Surrey Just Overtook London as the Home of the UK's Most Expensive Pint

By Tom Pritchard on at

For many a year people in London have had to deal with the fact that buying booze in the local pub is expensive. So expensive that you could buy two or three pints for the same price in other parts of the country. Well now they can breathe a sigh of relief, because it's no longer the most place with the most expensive pints.

Not because the prices have gone down, but because according to the Good Pub Guide, the average price of a pint in Surrey is £4.40 - 20p more than what you'll expect to pay in the capital. This is actually the first time in the guide's history that London isn't the most expensive place to buy beer, and the people who put together the guide don't really know why. Fiona Stapely, the guide's editor, said:

"We’re not sure why this has happened, but Surrey is so affluent. It’s always going to be the expensive places – either London or Surrey. It may be that we have quite a lot of little local pubs in the guide that are London locals and they’re not as expensive as some of the big pubs [in the capital] that young people go to."

I'll level with you. I don't have a clue what she's trying to say here. Does it mean the pubs they've featured just happen to make Surrey look more expensive than it is? If that's what she means, that seems like a huge oversight in the way this part of the guide operates. I've asked around and my colleagues aren't sure what Stapely means either, so if anyone can shed some light on this we'd be grateful.

The cheapest pints can be found in Yorkshire and Herefordshire, which both have an average price of £3.31 per pint. Meanwhile pubs brewing their own beer have an average cost of £3.09 a pint. Across the whole country the average price is £3.60, which is 13p higher than last year.

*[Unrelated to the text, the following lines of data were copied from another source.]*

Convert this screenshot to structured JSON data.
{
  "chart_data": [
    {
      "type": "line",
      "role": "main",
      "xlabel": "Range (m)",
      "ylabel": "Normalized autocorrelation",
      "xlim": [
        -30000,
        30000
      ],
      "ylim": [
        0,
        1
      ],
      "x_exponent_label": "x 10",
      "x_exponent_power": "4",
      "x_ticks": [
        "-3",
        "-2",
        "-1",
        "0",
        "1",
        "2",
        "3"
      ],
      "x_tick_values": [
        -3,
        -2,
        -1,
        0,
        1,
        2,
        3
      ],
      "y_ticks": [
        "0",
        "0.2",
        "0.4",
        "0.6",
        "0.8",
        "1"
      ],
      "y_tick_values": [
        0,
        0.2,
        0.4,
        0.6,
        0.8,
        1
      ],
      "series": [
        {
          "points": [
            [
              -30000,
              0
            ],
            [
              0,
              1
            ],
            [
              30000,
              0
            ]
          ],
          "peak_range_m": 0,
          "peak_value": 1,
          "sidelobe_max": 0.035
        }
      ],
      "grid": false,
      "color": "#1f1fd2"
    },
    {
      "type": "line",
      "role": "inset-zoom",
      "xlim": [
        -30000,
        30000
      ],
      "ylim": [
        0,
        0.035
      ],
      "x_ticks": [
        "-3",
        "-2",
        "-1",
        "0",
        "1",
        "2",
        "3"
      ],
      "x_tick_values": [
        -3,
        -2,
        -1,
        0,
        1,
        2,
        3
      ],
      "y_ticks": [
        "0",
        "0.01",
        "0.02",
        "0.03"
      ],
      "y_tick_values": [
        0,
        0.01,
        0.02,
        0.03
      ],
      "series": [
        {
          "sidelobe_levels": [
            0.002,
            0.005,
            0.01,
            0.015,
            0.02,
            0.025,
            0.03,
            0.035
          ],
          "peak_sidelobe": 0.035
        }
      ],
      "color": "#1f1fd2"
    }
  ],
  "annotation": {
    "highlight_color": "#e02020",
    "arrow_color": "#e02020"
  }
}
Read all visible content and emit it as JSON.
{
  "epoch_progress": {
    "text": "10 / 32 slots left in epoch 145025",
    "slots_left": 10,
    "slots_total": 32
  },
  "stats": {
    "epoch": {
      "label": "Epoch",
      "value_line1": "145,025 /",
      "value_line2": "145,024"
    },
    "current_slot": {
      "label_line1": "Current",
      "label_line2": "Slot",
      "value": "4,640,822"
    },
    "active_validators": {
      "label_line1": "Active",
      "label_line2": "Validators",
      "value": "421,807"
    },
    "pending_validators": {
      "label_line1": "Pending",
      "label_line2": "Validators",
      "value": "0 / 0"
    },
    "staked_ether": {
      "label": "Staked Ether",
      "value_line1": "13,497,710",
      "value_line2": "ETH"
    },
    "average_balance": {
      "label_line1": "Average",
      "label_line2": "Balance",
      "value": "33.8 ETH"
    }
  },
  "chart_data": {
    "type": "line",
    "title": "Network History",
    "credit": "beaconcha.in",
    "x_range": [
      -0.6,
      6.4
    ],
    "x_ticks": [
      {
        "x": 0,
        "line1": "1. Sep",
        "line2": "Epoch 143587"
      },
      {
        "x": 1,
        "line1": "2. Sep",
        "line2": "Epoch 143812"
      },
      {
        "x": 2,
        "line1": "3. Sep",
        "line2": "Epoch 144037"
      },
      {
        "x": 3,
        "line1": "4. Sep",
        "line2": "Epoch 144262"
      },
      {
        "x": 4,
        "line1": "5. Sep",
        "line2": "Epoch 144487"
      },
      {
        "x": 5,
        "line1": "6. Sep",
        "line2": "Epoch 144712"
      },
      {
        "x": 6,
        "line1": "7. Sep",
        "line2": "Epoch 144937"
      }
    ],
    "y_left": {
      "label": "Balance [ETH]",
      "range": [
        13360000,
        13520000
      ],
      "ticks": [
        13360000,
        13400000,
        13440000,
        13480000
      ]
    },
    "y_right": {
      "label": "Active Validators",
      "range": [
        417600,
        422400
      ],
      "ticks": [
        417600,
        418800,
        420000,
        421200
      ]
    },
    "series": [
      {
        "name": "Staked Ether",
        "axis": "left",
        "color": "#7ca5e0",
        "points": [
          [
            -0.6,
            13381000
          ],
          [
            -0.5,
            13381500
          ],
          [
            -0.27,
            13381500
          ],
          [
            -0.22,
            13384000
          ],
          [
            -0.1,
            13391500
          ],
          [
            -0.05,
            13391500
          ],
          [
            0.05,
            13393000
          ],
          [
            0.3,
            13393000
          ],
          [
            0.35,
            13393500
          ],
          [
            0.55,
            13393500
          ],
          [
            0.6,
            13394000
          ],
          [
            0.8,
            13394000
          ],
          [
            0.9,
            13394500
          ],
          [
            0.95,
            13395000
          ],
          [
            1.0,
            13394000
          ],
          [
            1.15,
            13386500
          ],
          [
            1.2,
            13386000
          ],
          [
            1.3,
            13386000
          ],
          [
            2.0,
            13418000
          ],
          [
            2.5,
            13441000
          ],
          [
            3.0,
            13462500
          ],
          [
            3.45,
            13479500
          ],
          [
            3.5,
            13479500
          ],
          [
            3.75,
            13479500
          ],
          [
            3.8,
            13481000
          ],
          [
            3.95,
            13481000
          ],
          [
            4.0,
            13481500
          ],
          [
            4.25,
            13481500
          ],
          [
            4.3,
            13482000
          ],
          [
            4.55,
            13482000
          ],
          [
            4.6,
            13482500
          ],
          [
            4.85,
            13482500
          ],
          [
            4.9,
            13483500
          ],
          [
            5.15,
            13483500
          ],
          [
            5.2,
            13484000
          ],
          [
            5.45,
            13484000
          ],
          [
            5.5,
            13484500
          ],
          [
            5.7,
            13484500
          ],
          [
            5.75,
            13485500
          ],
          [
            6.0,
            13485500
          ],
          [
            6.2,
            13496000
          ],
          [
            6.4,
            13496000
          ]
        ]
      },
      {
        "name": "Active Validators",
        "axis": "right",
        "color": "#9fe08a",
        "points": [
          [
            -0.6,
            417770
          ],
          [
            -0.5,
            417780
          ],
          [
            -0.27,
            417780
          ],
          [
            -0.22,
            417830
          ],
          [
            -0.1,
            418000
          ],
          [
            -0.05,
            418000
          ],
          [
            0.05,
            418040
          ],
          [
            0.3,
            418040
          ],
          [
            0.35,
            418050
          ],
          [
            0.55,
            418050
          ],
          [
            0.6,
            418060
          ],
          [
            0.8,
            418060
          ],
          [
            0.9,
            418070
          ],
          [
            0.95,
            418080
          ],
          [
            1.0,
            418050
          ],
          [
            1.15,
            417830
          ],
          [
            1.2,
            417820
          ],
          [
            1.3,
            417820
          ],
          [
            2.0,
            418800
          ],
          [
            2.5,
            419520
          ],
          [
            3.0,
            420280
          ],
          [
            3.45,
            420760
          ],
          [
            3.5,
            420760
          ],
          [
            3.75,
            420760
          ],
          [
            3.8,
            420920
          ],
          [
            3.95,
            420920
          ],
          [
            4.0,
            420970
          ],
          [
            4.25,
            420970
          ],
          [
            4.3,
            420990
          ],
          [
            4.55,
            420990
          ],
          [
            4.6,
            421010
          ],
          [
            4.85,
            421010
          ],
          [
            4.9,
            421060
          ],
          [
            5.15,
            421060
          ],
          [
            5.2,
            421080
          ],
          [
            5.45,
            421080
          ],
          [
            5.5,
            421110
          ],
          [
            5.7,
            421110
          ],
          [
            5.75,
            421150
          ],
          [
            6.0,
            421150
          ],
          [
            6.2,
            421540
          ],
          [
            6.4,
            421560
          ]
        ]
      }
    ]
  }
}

The guide also shows that a lot of pubs are starting to vary their services, with more and more offering things like accommodation, food, and catering services. Some have even opened up delis to sell local produce, started book clubs, and hosted conferences.

Stapley added:

"You name it and pubs have thought of it. It's this entrepreneurial spirit that will keep pubs alive and kicking for years to come, despite all the doom and gloom around."